The system has already started showing its effects. Bihar put all its districts on flood alert after heavy rains lashed the state, while Met department warned of "very heavy rainfall" in Sikkim and Darjeeling, Jalpaiguri and Siliguri areas of West Bengal over the next 48 hours.
Four persons, including a 70-year-old man, were crushed alive under the debris of their thatched huts that collapsed due to heavy rains in various parts of Bihar.
Accurate predictions and the largest evacuation in the past 23 years restricted the casualties to 21, most of them caused by falling trees and collapsing walls. With four deaths caused by the floods, the total death toll in the state reached 25.
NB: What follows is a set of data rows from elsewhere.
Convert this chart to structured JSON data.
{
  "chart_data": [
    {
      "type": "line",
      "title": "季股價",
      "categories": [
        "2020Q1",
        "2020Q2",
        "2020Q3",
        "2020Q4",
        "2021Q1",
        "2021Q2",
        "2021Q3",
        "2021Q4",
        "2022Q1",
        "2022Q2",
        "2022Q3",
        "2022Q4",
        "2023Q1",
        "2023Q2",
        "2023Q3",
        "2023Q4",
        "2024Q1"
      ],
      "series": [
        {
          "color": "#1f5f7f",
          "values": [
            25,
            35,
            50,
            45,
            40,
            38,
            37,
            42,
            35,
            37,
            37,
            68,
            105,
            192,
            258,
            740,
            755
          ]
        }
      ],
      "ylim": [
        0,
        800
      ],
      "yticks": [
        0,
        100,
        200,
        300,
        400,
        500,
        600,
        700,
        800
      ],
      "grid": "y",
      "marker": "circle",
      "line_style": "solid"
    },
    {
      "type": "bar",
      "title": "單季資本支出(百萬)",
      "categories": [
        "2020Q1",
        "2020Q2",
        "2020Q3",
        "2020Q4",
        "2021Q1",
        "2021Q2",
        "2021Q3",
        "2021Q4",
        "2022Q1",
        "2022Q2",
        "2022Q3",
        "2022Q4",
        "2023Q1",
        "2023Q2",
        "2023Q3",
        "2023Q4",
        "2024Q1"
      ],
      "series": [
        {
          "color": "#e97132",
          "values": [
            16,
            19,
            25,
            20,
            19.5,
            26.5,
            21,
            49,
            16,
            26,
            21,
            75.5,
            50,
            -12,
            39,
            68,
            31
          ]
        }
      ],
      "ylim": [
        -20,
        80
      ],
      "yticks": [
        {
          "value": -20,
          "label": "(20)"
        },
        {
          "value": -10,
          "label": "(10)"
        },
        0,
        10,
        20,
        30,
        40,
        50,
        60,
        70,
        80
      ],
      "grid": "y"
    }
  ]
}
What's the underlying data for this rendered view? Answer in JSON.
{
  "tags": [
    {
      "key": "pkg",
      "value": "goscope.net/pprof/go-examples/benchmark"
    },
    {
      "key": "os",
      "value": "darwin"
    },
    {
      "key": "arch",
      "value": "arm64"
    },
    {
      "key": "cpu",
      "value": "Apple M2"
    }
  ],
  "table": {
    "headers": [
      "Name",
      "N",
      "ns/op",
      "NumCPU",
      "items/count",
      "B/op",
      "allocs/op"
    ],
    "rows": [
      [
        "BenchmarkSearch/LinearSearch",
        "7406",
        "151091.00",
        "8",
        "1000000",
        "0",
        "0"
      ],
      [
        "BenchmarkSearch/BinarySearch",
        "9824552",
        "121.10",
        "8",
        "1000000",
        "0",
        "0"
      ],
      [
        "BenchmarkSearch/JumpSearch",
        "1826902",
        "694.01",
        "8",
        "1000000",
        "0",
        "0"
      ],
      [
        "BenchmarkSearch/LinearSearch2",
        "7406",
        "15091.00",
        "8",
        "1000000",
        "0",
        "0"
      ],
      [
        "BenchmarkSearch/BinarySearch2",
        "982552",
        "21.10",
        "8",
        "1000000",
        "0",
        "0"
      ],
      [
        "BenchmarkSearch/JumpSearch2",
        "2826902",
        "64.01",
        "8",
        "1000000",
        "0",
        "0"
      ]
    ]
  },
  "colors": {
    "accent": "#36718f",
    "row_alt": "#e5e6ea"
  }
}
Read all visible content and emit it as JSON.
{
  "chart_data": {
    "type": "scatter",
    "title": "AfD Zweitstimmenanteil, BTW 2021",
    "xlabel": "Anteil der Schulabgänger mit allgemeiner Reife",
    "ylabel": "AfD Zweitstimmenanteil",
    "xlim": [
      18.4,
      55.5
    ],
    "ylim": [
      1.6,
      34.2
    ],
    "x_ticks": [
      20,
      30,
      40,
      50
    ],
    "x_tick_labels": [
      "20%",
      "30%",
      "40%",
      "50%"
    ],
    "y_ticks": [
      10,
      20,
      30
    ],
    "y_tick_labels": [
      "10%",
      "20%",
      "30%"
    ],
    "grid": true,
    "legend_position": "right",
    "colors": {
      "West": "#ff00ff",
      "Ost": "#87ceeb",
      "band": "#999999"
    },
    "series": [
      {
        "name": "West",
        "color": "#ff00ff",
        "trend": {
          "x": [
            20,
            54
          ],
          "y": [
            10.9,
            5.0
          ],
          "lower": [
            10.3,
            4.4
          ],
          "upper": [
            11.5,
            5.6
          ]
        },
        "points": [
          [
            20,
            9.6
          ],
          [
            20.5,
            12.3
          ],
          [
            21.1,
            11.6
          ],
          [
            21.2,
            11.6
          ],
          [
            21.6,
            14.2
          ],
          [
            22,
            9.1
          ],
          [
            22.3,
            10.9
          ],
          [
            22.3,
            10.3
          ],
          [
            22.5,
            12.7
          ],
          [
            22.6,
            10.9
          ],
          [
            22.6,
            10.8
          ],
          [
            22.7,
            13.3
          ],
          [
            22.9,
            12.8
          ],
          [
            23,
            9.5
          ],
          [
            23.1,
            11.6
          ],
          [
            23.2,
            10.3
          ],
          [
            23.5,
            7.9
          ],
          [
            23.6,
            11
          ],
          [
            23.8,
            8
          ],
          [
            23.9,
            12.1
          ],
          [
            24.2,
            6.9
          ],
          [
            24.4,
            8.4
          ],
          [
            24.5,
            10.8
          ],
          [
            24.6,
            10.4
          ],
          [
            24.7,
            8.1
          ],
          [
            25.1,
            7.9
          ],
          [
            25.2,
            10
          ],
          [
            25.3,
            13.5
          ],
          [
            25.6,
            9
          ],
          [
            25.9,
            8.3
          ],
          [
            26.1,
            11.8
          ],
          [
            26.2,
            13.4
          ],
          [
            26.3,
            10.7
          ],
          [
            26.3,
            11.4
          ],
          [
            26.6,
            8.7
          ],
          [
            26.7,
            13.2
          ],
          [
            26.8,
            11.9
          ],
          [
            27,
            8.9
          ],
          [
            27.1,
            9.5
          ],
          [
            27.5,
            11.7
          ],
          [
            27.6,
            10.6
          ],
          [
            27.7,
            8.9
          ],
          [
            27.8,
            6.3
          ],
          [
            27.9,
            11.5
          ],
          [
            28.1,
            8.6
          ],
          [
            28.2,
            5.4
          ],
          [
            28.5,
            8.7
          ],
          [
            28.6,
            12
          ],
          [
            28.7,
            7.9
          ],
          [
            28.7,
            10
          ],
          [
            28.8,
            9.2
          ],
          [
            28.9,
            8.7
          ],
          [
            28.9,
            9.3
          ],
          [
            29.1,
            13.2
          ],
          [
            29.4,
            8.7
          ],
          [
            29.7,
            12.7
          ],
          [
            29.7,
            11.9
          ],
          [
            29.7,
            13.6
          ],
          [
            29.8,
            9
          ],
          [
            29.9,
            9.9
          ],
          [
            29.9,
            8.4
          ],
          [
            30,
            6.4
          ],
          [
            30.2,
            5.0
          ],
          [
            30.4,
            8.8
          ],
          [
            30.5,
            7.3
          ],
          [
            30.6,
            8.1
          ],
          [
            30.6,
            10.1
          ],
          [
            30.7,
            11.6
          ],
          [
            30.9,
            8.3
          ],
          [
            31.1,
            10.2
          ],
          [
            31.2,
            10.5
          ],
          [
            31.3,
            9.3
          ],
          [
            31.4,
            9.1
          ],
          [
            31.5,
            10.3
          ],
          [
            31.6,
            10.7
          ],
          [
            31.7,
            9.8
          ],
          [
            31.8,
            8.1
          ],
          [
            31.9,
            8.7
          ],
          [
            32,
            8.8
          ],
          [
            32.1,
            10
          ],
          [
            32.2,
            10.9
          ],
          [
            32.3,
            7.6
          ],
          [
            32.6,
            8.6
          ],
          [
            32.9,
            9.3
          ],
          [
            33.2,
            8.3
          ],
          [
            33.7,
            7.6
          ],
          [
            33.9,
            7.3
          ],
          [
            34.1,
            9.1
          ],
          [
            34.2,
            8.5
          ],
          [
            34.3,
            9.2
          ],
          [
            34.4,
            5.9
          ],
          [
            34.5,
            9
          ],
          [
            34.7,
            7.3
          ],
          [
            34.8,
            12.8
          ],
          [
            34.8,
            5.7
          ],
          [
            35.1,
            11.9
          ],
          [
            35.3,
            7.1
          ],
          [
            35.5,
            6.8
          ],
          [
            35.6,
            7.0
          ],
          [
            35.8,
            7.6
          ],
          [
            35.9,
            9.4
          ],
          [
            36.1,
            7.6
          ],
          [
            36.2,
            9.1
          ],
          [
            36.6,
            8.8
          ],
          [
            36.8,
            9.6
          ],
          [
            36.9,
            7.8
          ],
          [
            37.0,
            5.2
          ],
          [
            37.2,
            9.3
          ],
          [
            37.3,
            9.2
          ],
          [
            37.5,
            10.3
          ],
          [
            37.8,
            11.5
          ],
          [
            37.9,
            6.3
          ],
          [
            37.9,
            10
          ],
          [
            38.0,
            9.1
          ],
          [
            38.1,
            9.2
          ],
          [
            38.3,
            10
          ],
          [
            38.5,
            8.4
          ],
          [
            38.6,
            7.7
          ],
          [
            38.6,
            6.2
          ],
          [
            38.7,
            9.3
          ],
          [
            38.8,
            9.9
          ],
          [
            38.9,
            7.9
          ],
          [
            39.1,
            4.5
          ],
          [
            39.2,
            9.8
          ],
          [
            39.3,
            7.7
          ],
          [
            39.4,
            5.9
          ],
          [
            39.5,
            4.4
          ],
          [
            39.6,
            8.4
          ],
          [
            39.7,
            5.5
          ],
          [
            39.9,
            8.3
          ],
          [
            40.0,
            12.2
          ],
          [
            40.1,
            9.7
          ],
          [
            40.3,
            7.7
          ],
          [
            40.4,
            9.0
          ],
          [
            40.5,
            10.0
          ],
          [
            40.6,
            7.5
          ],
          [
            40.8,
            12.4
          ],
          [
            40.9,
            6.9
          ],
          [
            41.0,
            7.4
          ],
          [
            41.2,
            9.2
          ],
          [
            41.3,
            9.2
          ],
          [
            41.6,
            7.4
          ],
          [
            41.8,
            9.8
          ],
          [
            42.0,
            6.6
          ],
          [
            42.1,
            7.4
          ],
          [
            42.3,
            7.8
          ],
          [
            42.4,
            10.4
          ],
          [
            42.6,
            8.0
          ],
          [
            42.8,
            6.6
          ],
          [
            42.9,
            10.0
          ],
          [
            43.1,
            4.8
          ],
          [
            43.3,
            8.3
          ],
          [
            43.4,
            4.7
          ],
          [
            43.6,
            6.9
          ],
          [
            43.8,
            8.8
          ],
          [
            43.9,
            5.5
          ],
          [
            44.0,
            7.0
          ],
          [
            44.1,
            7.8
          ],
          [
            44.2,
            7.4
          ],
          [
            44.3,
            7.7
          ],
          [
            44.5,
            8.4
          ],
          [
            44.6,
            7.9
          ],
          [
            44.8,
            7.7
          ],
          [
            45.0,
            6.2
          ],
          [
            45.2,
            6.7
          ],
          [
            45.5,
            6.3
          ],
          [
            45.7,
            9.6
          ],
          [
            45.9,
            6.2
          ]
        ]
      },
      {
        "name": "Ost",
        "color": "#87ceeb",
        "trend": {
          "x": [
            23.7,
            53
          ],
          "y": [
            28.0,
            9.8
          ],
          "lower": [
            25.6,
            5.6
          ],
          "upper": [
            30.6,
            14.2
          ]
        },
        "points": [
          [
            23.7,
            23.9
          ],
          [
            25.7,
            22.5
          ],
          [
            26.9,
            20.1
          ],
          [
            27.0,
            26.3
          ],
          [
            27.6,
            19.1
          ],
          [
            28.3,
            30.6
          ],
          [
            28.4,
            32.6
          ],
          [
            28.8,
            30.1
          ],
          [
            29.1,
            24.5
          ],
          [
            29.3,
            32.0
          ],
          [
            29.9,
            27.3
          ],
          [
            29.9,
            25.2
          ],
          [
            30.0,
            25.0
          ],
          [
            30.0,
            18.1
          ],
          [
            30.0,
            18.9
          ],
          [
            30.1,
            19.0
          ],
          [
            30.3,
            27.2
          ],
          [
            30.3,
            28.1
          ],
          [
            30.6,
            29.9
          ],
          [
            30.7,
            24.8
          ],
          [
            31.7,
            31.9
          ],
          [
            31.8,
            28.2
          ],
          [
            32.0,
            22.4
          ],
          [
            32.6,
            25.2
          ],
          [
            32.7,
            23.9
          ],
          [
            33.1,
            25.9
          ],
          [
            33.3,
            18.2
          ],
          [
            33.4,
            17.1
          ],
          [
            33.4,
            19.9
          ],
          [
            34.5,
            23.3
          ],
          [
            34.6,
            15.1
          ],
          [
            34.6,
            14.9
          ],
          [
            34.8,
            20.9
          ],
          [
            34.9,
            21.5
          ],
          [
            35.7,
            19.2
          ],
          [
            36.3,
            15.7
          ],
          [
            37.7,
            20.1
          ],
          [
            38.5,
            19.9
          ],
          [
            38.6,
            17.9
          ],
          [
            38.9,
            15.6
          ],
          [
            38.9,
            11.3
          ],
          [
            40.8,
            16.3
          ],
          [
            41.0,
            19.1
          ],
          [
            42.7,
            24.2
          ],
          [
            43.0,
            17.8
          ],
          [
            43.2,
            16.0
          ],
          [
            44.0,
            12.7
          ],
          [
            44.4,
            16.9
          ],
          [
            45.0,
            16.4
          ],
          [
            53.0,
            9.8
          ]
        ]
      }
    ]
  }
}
Meanwhile, many returned home on Monday to discover their homes, many flimsy mud and thatch dwellings, as well as their businesses, damaged or destroyed.
"I left everything behind and when I came back nothing was here," said Bhagwan, 50, a coconut seller from Gopalpur.
With the threat of Phailin dissipating, all relief camps in Srikakulam, Vizianagaram and Visakhapatnam districts in north coastal Andhra Pradesh are being closed on Monday, while restoration works picked pace.
Food minister KV Thomas, meanwhile, said domestic supply of rice or its exports will not be affected by the widespread damage to standing crops in the two states.
"Our production is so high. We have ample stocks that show India's strength," he said.